At any rate, Celan changed the musical form mentioned in the earlier title to “Fugue,” an effect that strengthens the reference to the repetitive structure and recurrent motifs of the poem itself, while simultaneously referring to classical German composers such as Johann Sebastian Bach and Wolfgang Amadeus Mozart, who both used the form with its repetitions of an initial musical statement.

Felstiner talks about the minimalism and the lack of accessibility of the poem as a difficulty in translating it to English. Celan himself recognized the need for a sense of encounter for the reader similar to the one that occurred for him as writer (Felstiner xvi). For me, that is always what must happen in the creating of a work and in the communication of that work with the reader or audience. The poem is not so much a representation of the thing, it is a thing in and of itself. The translator of the poem also makes the point that although the poem appears metaphoric on many levels, and no doubt is, at the same time much of it takes as its material actual scenes from the camps that are quite literal.

In looking at lines of the poem specifically, certain images repeat and intensify as the poem accelerates. The poem begins with the following lines that change as the poem progresses, as the theme and variations manifest.

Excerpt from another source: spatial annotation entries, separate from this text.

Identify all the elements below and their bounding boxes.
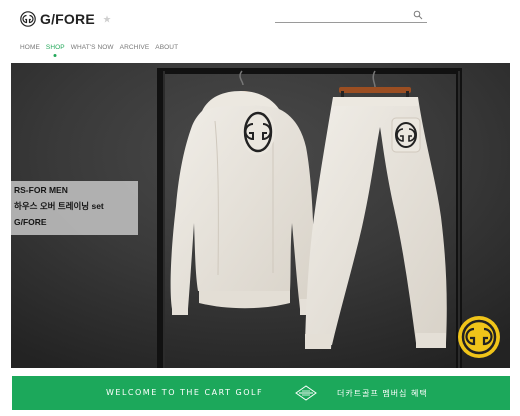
nav-item-about[interactable]: ABOUT [155,44,178,51]
banner-welcome-text: WELCOME TO THE CART GOLF [106,388,264,397]
search-underline [275,22,427,23]
search-input[interactable] [275,9,405,22]
site-header: G/FORE HOME SHOP WHAT'S NOW ARCHIVE ABOU… [0,0,520,62]
brand-logo[interactable]: G/FORE [20,11,95,27]
caption-product-name: 하우스 오버 트레이닝 set [14,201,104,211]
nav-item-archive[interactable]: ARCHIVE [120,44,150,51]
gfore-badge-icon [458,316,500,358]
hero-caption: RS-FOR MEN 하우스 오버 트레이닝 set G/FORE [11,181,138,235]
nav-item-home[interactable]: HOME [20,44,40,51]
membership-banner[interactable]: WELCOME TO THE CART GOLF 더카트골프 멤버십 혜택 [12,376,510,410]
brand-name: G/FORE [40,11,95,27]
caption-product-line: RS-FOR MEN [14,185,68,195]
search-icon[interactable] [413,10,423,20]
caption-brand: G/FORE [14,217,47,227]
search-box[interactable] [275,9,427,23]
main-nav: HOME SHOP WHAT'S NOW ARCHIVE ABOUT [20,44,178,51]
gfore-banner-logo-icon [295,385,317,401]
hoodie-logo-icon [241,109,275,155]
nav-item-shop[interactable]: SHOP [46,44,65,51]
gfore-logo-icon [20,11,36,27]
nav-item-whats-now[interactable]: WHAT'S NOW [71,44,114,51]
banner-membership-text: 더카트골프 멤버십 혜택 [337,389,428,398]
star-icon[interactable] [103,15,111,23]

Black milk of daybreak we drink it at evening
we drink it at midday and morning we drink it at night
we drink and we drink
we shovel a grave in the air there you won't lie too cramped
A man lives in the house he plays with his vipers he writes
he writes when it grows dark to Deutschland your golden hair Margarete
writes it and steps out of doors and the stars are all sparkling,
      he whistles his hounds to come close
he whistles his Jews into rows has them shovel a grave in the ground
he commands us to play up for the dance.

The “black milk”—what is that about? We are in the camps. Celan has directly landed us there. Milk is usually thought of as nourishing: this milk does not nourish. The two words come directly after the title and seems linked inextricably—black milk/deathfugue. As a writer myself, I hesitate to play the game of this-line-means-this. I’m more comfortable talking about what the poem does, how the poet works. Fugue-like, the black milk repeats and repeats throughout the poem as “we drink and we drink,” with its echoes of the German beer hall. Drink what? Death, ash, grief, emptiness? “We shovel a grave in the air.” We shovel and shovel while a “man lives in the house he plays with his vipers.” This line will repeat with variations throughout the poem. This man has power in the camps, “he lives in the house” and writes “your golden hair Margarete.”

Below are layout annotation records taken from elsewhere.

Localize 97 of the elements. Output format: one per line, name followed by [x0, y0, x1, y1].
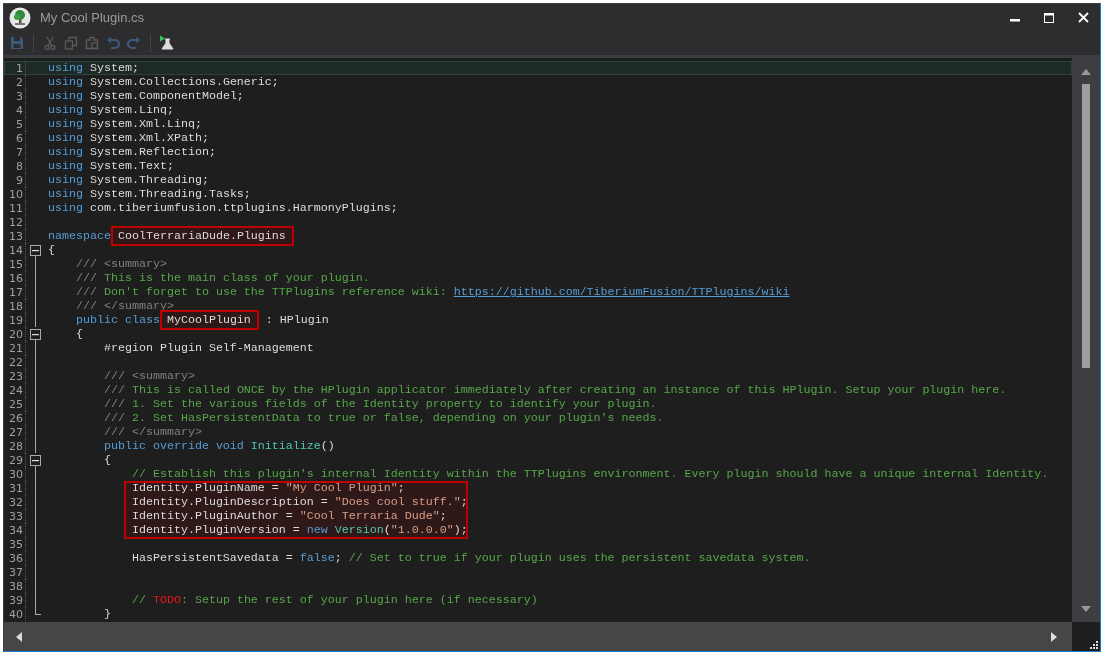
scroll-up-icon[interactable] — [1081, 69, 1091, 75]
app-logo-icon — [9, 6, 31, 29]
line-number: 6 — [15, 131, 23, 145]
line-number: 39 — [8, 593, 23, 607]
code-line: using System.Collections.Generic; — [48, 75, 279, 89]
code-line: using System.Threading; — [48, 173, 209, 187]
code-line: /// <summary> — [102, 369, 195, 383]
minus-icon — [32, 247, 39, 254]
line-number: 1 — [15, 61, 23, 75]
scroll-left-icon[interactable] — [16, 631, 22, 642]
line-number: 4 — [15, 103, 23, 117]
line-number: 38 — [8, 579, 23, 593]
line-number: 7 — [15, 145, 23, 159]
line-number: 14 — [8, 243, 23, 257]
scroll-down-icon[interactable] — [1081, 606, 1091, 612]
line-number: 10 — [8, 187, 23, 201]
line-number: 20 — [8, 327, 23, 341]
line-number: 12 — [8, 215, 23, 229]
highlighted-identifier: CoolTerrariaDude.Plugins — [110, 226, 294, 246]
code-line: /// Don't forget to use the TTPlugins reference wiki: https://github.com/TiberiumFusion/TTPlugins/wiki — [74, 285, 790, 299]
code-line: using System.Threading.Tasks; — [48, 187, 251, 201]
link[interactable]: https://github.com/TiberiumFusion/TTPlugins/wiki — [453, 285, 790, 299]
line-number: 24 — [8, 383, 23, 397]
code-line: /// </summary> — [102, 425, 202, 439]
resize-grip-icon[interactable] — [1089, 640, 1098, 649]
code-line: { — [102, 453, 111, 467]
horizontal-scrollbar[interactable] — [4, 622, 1072, 651]
code-line: using System.Reflection; — [48, 145, 216, 159]
line-number: 37 — [8, 565, 23, 579]
collapse-button[interactable] — [30, 245, 41, 256]
close-icon[interactable] — [1077, 12, 1089, 23]
scrollbar-thumb[interactable] — [1082, 84, 1090, 368]
line-number: 27 — [8, 425, 23, 439]
minus-icon — [32, 457, 39, 464]
line-number: 29 — [8, 453, 23, 467]
line-number: 28 — [8, 439, 23, 453]
line-number: 34 — [8, 523, 23, 537]
code-line: #region Plugin Self-Management — [102, 341, 314, 355]
code-line: using System.Xml.Linq; — [48, 117, 202, 131]
code-line: public override void Initialize() — [102, 439, 335, 453]
scroll-right-icon[interactable] — [1051, 631, 1057, 642]
line-number: 3 — [15, 89, 23, 103]
code-line: { — [74, 327, 83, 341]
minus-icon — [32, 331, 39, 338]
code-line: using System; — [48, 61, 139, 75]
line-number: 9 — [15, 173, 23, 187]
code-line: using System.Linq; — [48, 103, 174, 117]
line-number: 32 — [8, 495, 23, 509]
line-number: 30 — [8, 467, 23, 481]
code-line: Identity.PluginDescription = "Does cool stuff."; — [130, 495, 468, 509]
code-line: /// </summary> — [74, 299, 174, 313]
code-line: /// <summary> — [74, 257, 167, 271]
line-number: 19 — [8, 313, 23, 327]
line-number: 15 — [8, 257, 23, 271]
code-line: namespace CoolTerrariaDude.Plugins — [48, 229, 294, 243]
line-number: 23 — [8, 369, 23, 383]
line-number: 18 — [8, 299, 23, 313]
vertical-scrollbar[interactable] — [1072, 58, 1100, 622]
line-number: 35 — [8, 537, 23, 551]
flask-icon[interactable] — [158, 34, 176, 52]
line-number: 22 — [8, 355, 23, 369]
code-line: Identity.PluginAuthor = "Cool Terraria Dude"; — [130, 509, 447, 523]
line-number: 11 — [8, 201, 23, 215]
code-line: { — [48, 243, 55, 257]
code-line: Identity.PluginVersion = new Version("1.0.0.0"); — [130, 523, 468, 537]
collapse-button[interactable] — [30, 455, 41, 466]
maximize-icon[interactable] — [1044, 12, 1054, 23]
line-number: 16 — [8, 271, 23, 285]
code-line: using com.tiberiumfusion.ttplugins.HarmonyPlugins; — [48, 201, 398, 215]
line-number: 26 — [8, 411, 23, 425]
line-number: 21 — [8, 341, 23, 355]
code-line: using System.ComponentModel; — [48, 89, 244, 103]
code-line: Identity.PluginName = "My Cool Plugin"; — [130, 481, 405, 495]
code-line: using System.Xml.XPath; — [48, 131, 209, 145]
code-line: // Establish this plugin's internal Identity within the TTPlugins environment. Every plugin should have a unique internal Identity. — [130, 467, 1049, 481]
line-number: 40 — [8, 607, 23, 621]
code-line: /// This is called ONCE by the HPlugin applicator immediately after creating an instance of this HPlugin. Setup your plugin here. — [102, 383, 1007, 397]
code-line: } — [102, 607, 111, 621]
line-number: 17 — [8, 285, 23, 299]
line-number: 36 — [8, 551, 23, 565]
code-line: /// 2. Set HasPersistentData to true or false, depending on your plugin's needs. — [102, 411, 664, 425]
line-number: 13 — [8, 229, 23, 243]
code-line: /// 1. Set the various fields of the Identity property to identify your plugin. — [102, 397, 657, 411]
code-line: public class MyCoolPlugin : HPlugin — [48, 313, 329, 327]
line-number: 25 — [8, 397, 23, 411]
line-number: 31 — [8, 481, 23, 495]
line-number: 33 — [8, 509, 23, 523]
highlighted-identifier: MyCoolPlugin — [159, 310, 259, 330]
code-line: /// This is the main class of your plugin. — [74, 271, 370, 285]
code-line: // TODO: Setup the rest of your plugin here (if necessary) — [130, 593, 538, 607]
code-line: HasPersistentSavedata = false; // Set to true if your plugin uses the persistent savedata system. — [130, 551, 811, 565]
line-number: 5 — [15, 117, 23, 131]
line-number: 8 — [15, 159, 23, 173]
collapse-button[interactable] — [30, 329, 41, 340]
line-number: 2 — [15, 75, 23, 89]
code-line: using System.Text; — [48, 159, 174, 173]
window-title: My Cool Plugin.cs — [40, 10, 145, 25]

Each of these lines will return, each time more horrible, faster, and in bizarre ways more accessible. Each phrase or part of phrase is disjointed, cubistic almost. Yet the whole is clear and black. Felstiner, as translator makes a brave leap with this poem as he moves through it. He translates less and less to English as he trains his reader to read the German. By the end of the poem we are entirely in German and the sense of abomination barely allows us to breathe.

The two women in the poem need another note. Margarete is Goethe’s heroine in “Faust.” Celan places Goethe and Margarete, as the heart of Germany’s enlightenment, blonde here, and a romantic ideal. How indeed to reconcile her presence with Shulamith, the Jewish maiden, now with her ashen hair, who has been transformed from the earlier line, “the stars are all sparkling…he whistles his Jews into rows.” At the end of the poem we have Death as the master. Ashen-haired Shulamith, the final word.